WHO exec cites AIDS as guide in battling COVID
GENEVA (Reuters) — Health care systems worldwide need to upgrade to control disease transmission and cope with large numbers of sick people during the coronavirus disease 2019 (COVID-19) pandemic as well as future outbreaks, a top official of the World Health Organization (WHO) warned on Friday.
Speaking during a video panel session organized by the International AIDS Society, WHO Health Emergencies Program executive director Michael Ryan said world leaders grappling with the current pandemic “need to take a leaf out of the HIV/AIDS activist book” and make sure access to health care is equitable and evidence-based.
The COVID-19 pandemic, which has not yet peaked in many parts of the world, has exposed weaknesses and left billions of people without reliable and affordable access to essential health services, according to Ryan.

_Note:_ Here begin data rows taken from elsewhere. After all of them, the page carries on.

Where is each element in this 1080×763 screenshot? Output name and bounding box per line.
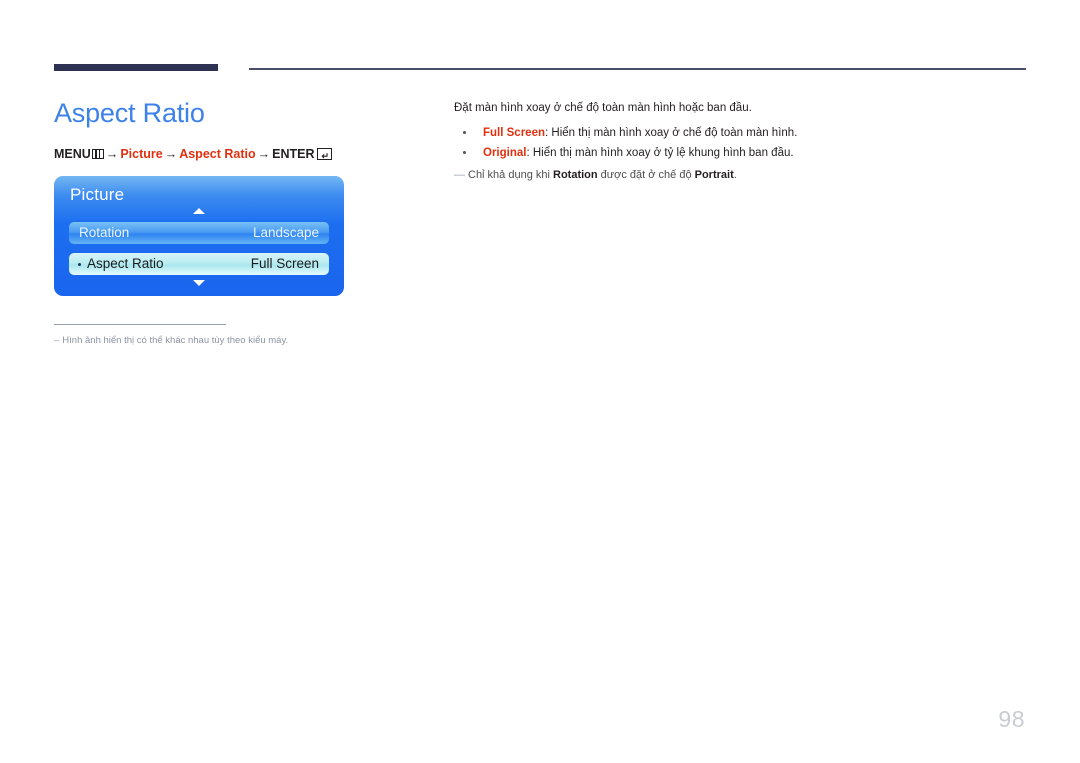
osd-row-aspect-ratio[interactable]: Aspect Ratio Full Screen [69, 253, 329, 275]
page-number: 98 [998, 706, 1025, 732]
bullet-text-full-screen: Hiển thị màn hình xoay ở chế độ toàn màn… [551, 127, 798, 139]
note-part-1: Chỉ khả dụng khi [468, 169, 553, 181]
enter-return-icon: ↵ [317, 148, 333, 160]
osd-row-rotation[interactable]: Rotation Landscape [69, 222, 329, 244]
breadcrumb: MENU → Picture → Aspect Ratio → ENTER ↵ [54, 146, 434, 162]
left-column: Aspect Ratio MENU → Picture → Aspect Ratio → E… [54, 96, 434, 296]
page-title: Aspect Ratio [54, 98, 205, 128]
breadcrumb-enter-label: ENTER [272, 147, 315, 161]
description-bullet-list: Full Screen: Hiển thị màn hình xoay ở ch… [454, 123, 1014, 163]
breadcrumb-arrow-2: → [164, 147, 178, 161]
note-term-rotation: Rotation [553, 169, 598, 181]
header-divider-line [249, 68, 1026, 70]
bullet-text-original: Hiển thị màn hình xoay ở tỷ lệ khung hìn… [532, 147, 794, 159]
list-item: Full Screen: Hiển thị màn hình xoay ở ch… [454, 123, 1014, 143]
selected-row-bullet-icon [78, 263, 81, 266]
bullet-dot-icon [463, 131, 466, 134]
triangle-up-icon[interactable] [193, 208, 205, 214]
left-footnote: – Hình ảnh hiển thị có thể khác nhau tùy … [54, 324, 414, 347]
menu-grid-icon [91, 149, 104, 159]
osd-menu-panel: Picture Rotation Landscape Aspect Ratio … [54, 176, 344, 296]
osd-row-rotation-label: Rotation [79, 225, 130, 240]
header-accent-bar [54, 64, 218, 71]
osd-menu-title: Picture [70, 185, 125, 204]
osd-row-aspect-ratio-label: Aspect Ratio [87, 256, 164, 271]
footnote-body: Hình ảnh hiển thị có thể khác nhau tùy t… [62, 335, 289, 346]
availability-note: ― Chỉ khả dụng khi Rotation được đặt ở ch… [454, 167, 1014, 183]
breadcrumb-item-picture[interactable]: Picture [120, 147, 162, 161]
right-column: Đặt màn hình xoay ở chế độ toàn màn hình… [454, 100, 1014, 183]
triangle-down-icon[interactable] [193, 280, 205, 286]
footnote-divider [54, 324, 226, 325]
bullet-dot-icon [463, 151, 466, 154]
note-term-portrait: Portrait [694, 169, 734, 181]
breadcrumb-arrow-1: → [105, 147, 119, 161]
note-part-2: được đặt ở chế độ [597, 169, 695, 181]
description-intro: Đặt màn hình xoay ở chế độ toàn màn hình… [454, 102, 752, 114]
osd-row-rotation-value: Landscape [252, 225, 319, 240]
page-header-rules [0, 0, 1080, 80]
note-dash: ― [454, 169, 465, 181]
osd-row-aspect-ratio-value: Full Screen [250, 256, 319, 271]
breadcrumb-arrow-3: → [257, 147, 271, 161]
breadcrumb-menu-label: MENU [54, 147, 91, 161]
footnote-text: – Hình ảnh hiển thị có thể khác nhau tùy … [54, 334, 414, 347]
note-part-3: . [733, 169, 737, 181]
bullet-term-full-screen: Full Screen [483, 127, 545, 139]
bullet-term-original: Original [483, 147, 527, 159]
breadcrumb-item-aspect-ratio[interactable]: Aspect Ratio [179, 147, 255, 161]
list-item: Original: Hiển thị màn hình xoay ở tỷ lệ… [454, 143, 1014, 163]
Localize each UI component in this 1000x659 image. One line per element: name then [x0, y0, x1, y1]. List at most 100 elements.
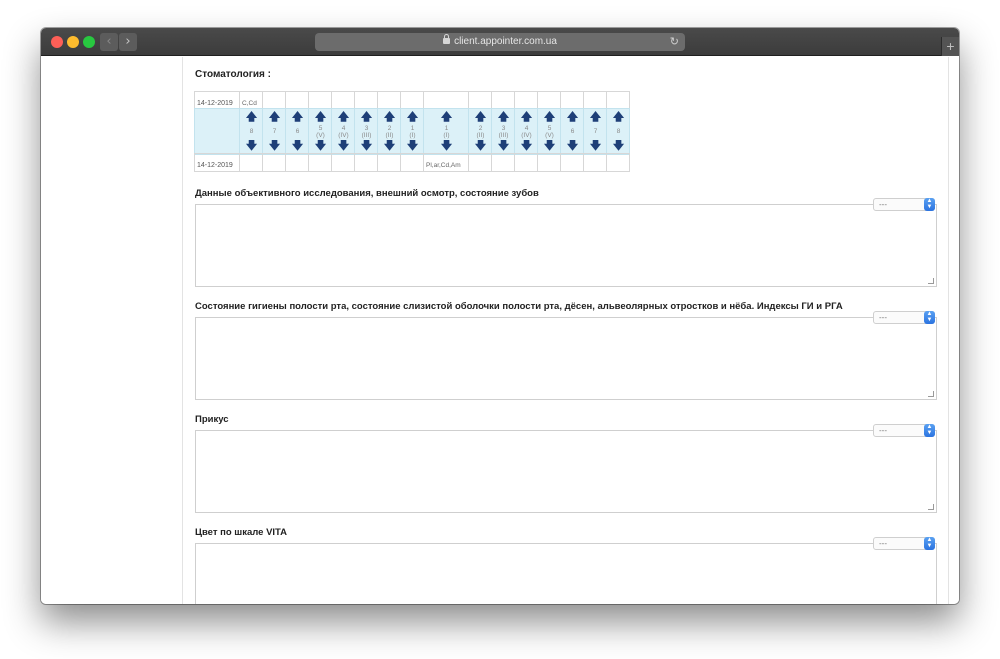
close-window-button[interactable] [51, 36, 63, 48]
arrow-down-icon[interactable]: 🡇 [538, 140, 561, 152]
arrow-down-icon[interactable]: 🡇 [607, 140, 630, 152]
tooth-cell[interactable]: 🡅 5 (V) 🡇 [308, 108, 332, 155]
arrow-up-icon[interactable]: 🡅 [538, 111, 561, 123]
tooth-label: 3 (III) [492, 125, 515, 139]
arrow-down-icon[interactable]: 🡇 [332, 140, 355, 152]
tooth-cell[interactable]: 🡅 6 🡇 [560, 108, 584, 155]
tooth-number-primary: (II) [476, 132, 485, 139]
field-textarea[interactable] [195, 543, 937, 604]
select-chevrons-icon[interactable]: ▲ ▼ [924, 424, 935, 437]
tooth-cell[interactable]: 🡅 2 (II) 🡇 [377, 108, 401, 155]
tooth-number: 6 [295, 128, 300, 135]
tooth-cell[interactable]: 🡅 3 (III) 🡇 [354, 108, 378, 155]
field-textarea[interactable] [195, 430, 937, 513]
reload-icon[interactable]: ↻ [670, 33, 679, 51]
arrow-down-icon[interactable]: 🡇 [424, 140, 469, 152]
tooth-cell[interactable]: 🡅 5 (V) 🡇 [537, 108, 561, 155]
tooth-cell[interactable]: 🡅 6 🡇 [285, 108, 309, 155]
tooth-cell[interactable]: 🡅 1 (I) 🡇 [423, 108, 469, 155]
arrow-up-icon[interactable]: 🡅 [332, 111, 355, 123]
select-chevrons-icon[interactable]: ▲ ▼ [924, 198, 935, 211]
arrow-down-icon[interactable]: 🡇 [469, 140, 492, 152]
tooth-cell[interactable]: 🡅 2 (II) 🡇 [468, 108, 492, 155]
tooth-number: 5 [547, 125, 552, 132]
arrow-up-icon[interactable]: 🡅 [401, 111, 424, 123]
arrow-up-icon[interactable]: 🡅 [355, 111, 378, 123]
arrow-down-icon[interactable]: 🡇 [515, 140, 538, 152]
tooth-number-primary: (II) [385, 132, 394, 139]
address-bar[interactable]: client.appointer.com.ua ↻ [315, 33, 685, 51]
resize-grip-icon[interactable] [928, 391, 934, 397]
arrow-up-icon[interactable]: 🡅 [286, 111, 309, 123]
tooth-cell[interactable]: 🡅 3 (III) 🡇 [491, 108, 515, 155]
tooth-cell[interactable]: 🡅 7 🡇 [583, 108, 607, 155]
arrow-down-icon[interactable]: 🡇 [378, 140, 401, 152]
tooth-label: 6 [561, 128, 584, 135]
tooth-cell[interactable]: 🡅 4 (IV) 🡇 [514, 108, 538, 155]
arrow-up-icon[interactable]: 🡅 [492, 111, 515, 123]
arrow-down-icon[interactable]: 🡇 [286, 140, 309, 152]
tooth-cell[interactable]: 🡅 7 🡇 [262, 108, 286, 155]
chart-bottom-mark-cell [239, 153, 263, 172]
arrow-down-icon[interactable]: 🡇 [263, 140, 286, 152]
tooth-label: 4 (IV) [515, 125, 538, 139]
arrow-up-icon[interactable]: 🡅 [378, 111, 401, 123]
back-button[interactable]: ‹ [100, 33, 118, 51]
template-select-value: --- [879, 426, 887, 435]
forward-button[interactable]: › [119, 33, 137, 51]
arrow-down-icon[interactable]: 🡇 [355, 140, 378, 152]
tooth-label: 8 [240, 128, 263, 135]
arrow-up-icon[interactable]: 🡅 [240, 111, 263, 123]
chart-bottom-mark [263, 162, 265, 169]
arrow-down-icon[interactable]: 🡇 [401, 140, 424, 152]
template-select[interactable]: --- ▲ ▼ [873, 537, 935, 550]
new-tab-button[interactable]: + [941, 37, 959, 56]
tooth-number: 2 [387, 125, 392, 132]
tooth-label: 4 (IV) [332, 125, 355, 139]
chevron-right-icon: › [125, 34, 131, 49]
arrow-down-icon[interactable]: 🡇 [492, 140, 515, 152]
select-chevrons-icon[interactable]: ▲ ▼ [924, 311, 935, 324]
chart-top-mark [515, 100, 517, 107]
field-textarea[interactable] [195, 317, 937, 400]
template-select[interactable]: --- ▲ ▼ [873, 424, 935, 437]
arrow-up-icon[interactable]: 🡅 [561, 111, 584, 123]
arrow-down-icon[interactable]: 🡇 [240, 140, 263, 152]
arrow-up-icon[interactable]: 🡅 [469, 111, 492, 123]
chart-bottom-mark [607, 162, 609, 169]
tooth-cell[interactable]: 🡅 8 🡇 [239, 108, 263, 155]
resize-grip-icon[interactable] [928, 504, 934, 510]
resize-grip-icon[interactable] [928, 278, 934, 284]
zoom-window-button[interactable] [83, 36, 95, 48]
chart-bottom-mark-cell [537, 153, 561, 172]
chart-bottom-mark-cell [262, 153, 286, 172]
arrow-up-icon[interactable]: 🡅 [584, 111, 607, 123]
tooth-number: 4 [524, 125, 529, 132]
arrow-up-icon[interactable]: 🡅 [263, 111, 286, 123]
chart-bottom-mark [561, 162, 563, 169]
arrow-up-icon[interactable]: 🡅 [607, 111, 630, 123]
arrow-up-icon[interactable]: 🡅 [309, 111, 332, 123]
tooth-cell[interactable]: 🡅 4 (IV) 🡇 [331, 108, 355, 155]
arrow-down-icon[interactable]: 🡇 [561, 140, 584, 152]
field-textarea[interactable] [195, 204, 937, 287]
minimize-window-button[interactable] [67, 36, 79, 48]
template-select[interactable]: --- ▲ ▼ [873, 198, 935, 211]
tooth-label: 7 [263, 128, 286, 135]
tooth-number: 7 [272, 128, 277, 135]
chart-bottom-mark [309, 162, 311, 169]
arrow-down-icon[interactable]: 🡇 [584, 140, 607, 152]
chart-bottom-mark [378, 162, 380, 169]
arrow-down-icon[interactable]: 🡇 [309, 140, 332, 152]
arrow-up-icon[interactable]: 🡅 [424, 111, 469, 123]
chart-top-mark [538, 100, 540, 107]
tooth-cell[interactable]: 🡅 1 (I) 🡇 [400, 108, 424, 155]
screenshot-stage: ‹ › client.appointer.com.ua ↻ + Стоматол… [0, 0, 1000, 659]
chart-bottom-mark: Pl,ar,Cd,Am [426, 162, 461, 169]
tooth-number: 7 [593, 128, 598, 135]
arrow-up-icon[interactable]: 🡅 [515, 111, 538, 123]
select-chevrons-icon[interactable]: ▲ ▼ [924, 537, 935, 550]
chart-top-mark [424, 100, 426, 107]
template-select[interactable]: --- ▲ ▼ [873, 311, 935, 324]
tooth-cell[interactable]: 🡅 8 🡇 [606, 108, 630, 155]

HIV, which stands for human immunodeficiency virus, the virus that causes AIDS or acquired immune deficiency syndrome, was often a fatal infection when it emerged in the 1980s, but today is considered manageable with antiretroviral drugs.
There is no vaccine to protect a person from HIV infection, which is highly variable and cannot be eliminated by the body’s own immune response.
Researchers do expect, however, to eventually have vaccines effective against the novel coronavirus, which people can recover from on their own.
The WHO official said the two viruses are “different in scope and nature, but are comparable in so many other ways,” exposing the same inequities and generating similar injustices and denial.
“We cannot become distracted with retrospection and fingerpointing... We need to look ahead,” Ryan said.